Polska ulica lat 60. to również kostiumy w stylu Chanel. Charakteryzowały się spódnicą do kolan i pudełkowym żakietem kończącym się na linii bioder, zapinanym na kilka guzików, często bardzo ozdobnych i trójwymiarowych. „Chanelki” nosiły kobiety w średnim wieku i starsze. Stanowiły strój bardzo elegancki i odpowiedni na każdą okazję, połączony najczęściej z naszyjnikiem z Jablonexu. Dużym powodzeniem cieszyły się również płaszcze o prostej linii lub w kształcie litery „A”, na głowach gościły coraz bardziej misternie natapirowane fryzury, a oczy ozdabiały kocie czarne kreski.
Na popularności zyskały dodatki. Nie było niczym złym nosić klipsy, kocie okulary
i naszyjniki. Kobiety zaczynały eksperymentować, a moda lat 60. ewoluowała w kraju coraz szybciej, choć początki były skromne. Projektanci odchodzili od powszechnej elegancji na rzecz nowinek z Zachodu. Największą zmianą była długość spódnicy. Skracała się ona z sezonu na sezon, a André Courrèges i Mary Quant sprawili, że mini zawładnęła światem mody (w Polsce w 1967 r.). Ponadto pod koniec lat 60. główną rolę w modzie zaczęła odgrywać młodzież. To ona dyktowała trendy.
Lata 60. to również fascynacja Mondrianem, op-artem czy stylem kosmicznym. To także moment, w którym zaczynają powstawać odmienne, różniące się od siebie estetyki. Dla kobiet wyzwaniem był wybór tej, za którą z nich podążać, która z nich jest dla nich odpowiednia. W tych czasach każdy dom mody przerabiał dany, wykreowany strój według własnego uznania, wykorzystując choćby inne niż oryginalne tkaniny.
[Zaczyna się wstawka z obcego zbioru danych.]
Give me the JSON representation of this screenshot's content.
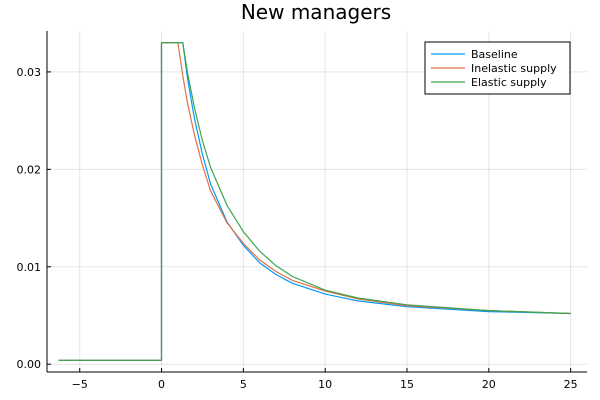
{
  "chart_data": {
    "type": "line",
    "title": "New managers",
    "xlabel": "",
    "ylabel": "",
    "xlim": [
      -7,
      26
    ],
    "ylim": [
      -0.0008,
      0.0342
    ],
    "xticks": [
      -5,
      0,
      5,
      10,
      15,
      20,
      25
    ],
    "xtick_labels": [
      "−5",
      "0",
      "5",
      "10",
      "15",
      "20",
      "25"
    ],
    "yticks": [
      0.0,
      0.01,
      0.02,
      0.03
    ],
    "ytick_labels": [
      "0.00",
      "0.01",
      "0.02",
      "0.03"
    ],
    "grid": true,
    "legend_position": "top-right",
    "series": [
      {
        "name": "Baseline",
        "color": "#009AFA",
        "x": [
          -6.3,
          0,
          0,
          1.3,
          1.6,
          2,
          2.5,
          3,
          4,
          5,
          6,
          7,
          8,
          10,
          12,
          15,
          20,
          25
        ],
        "y": [
          0.0004,
          0.0004,
          0.033,
          0.033,
          0.0292,
          0.0253,
          0.0215,
          0.0185,
          0.0146,
          0.0122,
          0.0104,
          0.0092,
          0.0083,
          0.0072,
          0.0065,
          0.0059,
          0.0054,
          0.0052
        ]
      },
      {
        "name": "Inelastic supply",
        "color": "#E26F46",
        "x": [
          -6.3,
          0,
          0,
          1.0,
          1.3,
          1.6,
          2,
          2.5,
          3,
          4,
          5,
          6,
          7,
          8,
          10,
          12,
          15,
          20,
          25
        ],
        "y": [
          0.0004,
          0.0004,
          0.033,
          0.033,
          0.0296,
          0.0267,
          0.0236,
          0.0204,
          0.0178,
          0.0145,
          0.0124,
          0.0107,
          0.0095,
          0.0086,
          0.0075,
          0.0067,
          0.006,
          0.0055,
          0.0052
        ]
      },
      {
        "name": "Elastic supply",
        "color": "#3DA44D",
        "x": [
          -6.3,
          0,
          0,
          1.3,
          1.6,
          2,
          2.5,
          3,
          4,
          5,
          6,
          7,
          8,
          10,
          12,
          15,
          20,
          25
        ],
        "y": [
          0.0004,
          0.0004,
          0.033,
          0.033,
          0.0298,
          0.0264,
          0.0229,
          0.0202,
          0.0163,
          0.0136,
          0.0116,
          0.0101,
          0.009,
          0.0076,
          0.0068,
          0.0061,
          0.0055,
          0.0052
        ]
      }
    ]
  }
}
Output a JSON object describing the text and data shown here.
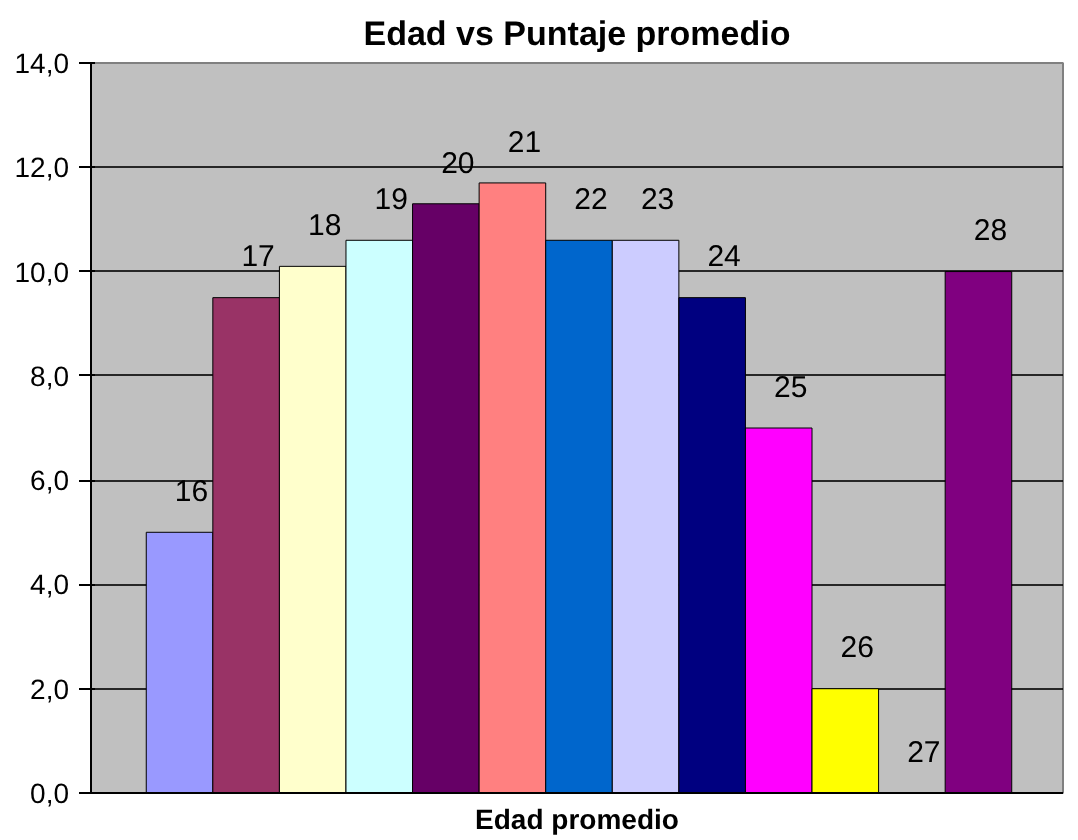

Polki pokochały wtedy styl na chłopczycę lub „baby doll” lansowany przez modelkę Twiggy. Ważnym elementem ubioru stały się kolorowe rajstopy, geometryczne wzory i ostre połączenia kolorystyczne. Domy mody (Moda Polska, Telimena czy Cora) bardzo chętnie tworzyły geometryczne kreacje na eksport. Do sklepów trafiała znikoma ich liczba. Trzeba było się natrudzić, by je zdobyć. Kobiety same przerabiały to, co udało im się kupić lub to, co znalazły w swoich szafach.
Pod koniec lat 60. pończochy ustąpiły popularności podkolanówkom i rajstopom. Obcasy stały się niższe. Popularne były bardzo mocne, niskie czółenka na kwadratowym słupku. Mocno lansowano również botki, które do pewnego momentu kojarzono wyłącznie z okresem jesienno-zimowym. Suknie wieczorowe mocno odbiegały od mody młodzieżowej. Były inspirowane Orientem, tworzono je z wzorzystych tkanin i ze złotymi dodatkami. W tej sferze nadal prym wiódł Paryż. Kobiety mocno akcentowały oczy kreską, malowały je pastelowymi cieniami, a rzęsy górne i dolne mocno tuszowały. Modna była fryzura typu „pixie cut” stworzona przez Vidala Sassoona.
W historii Polski koniec tej dekady jest związany z wydarzeniami marcowymi z 1968 r. Po zdjęciu z afisza „Dziadów” w reżyserii Kazimierza Dejmka w warszawskim Teatrze Narodowym rozpoczęły się protesty studenckie. Symbolem buntujących się dziewcząt stała się najmodniejsza wtedy część garderoby, czyli minispódniczka.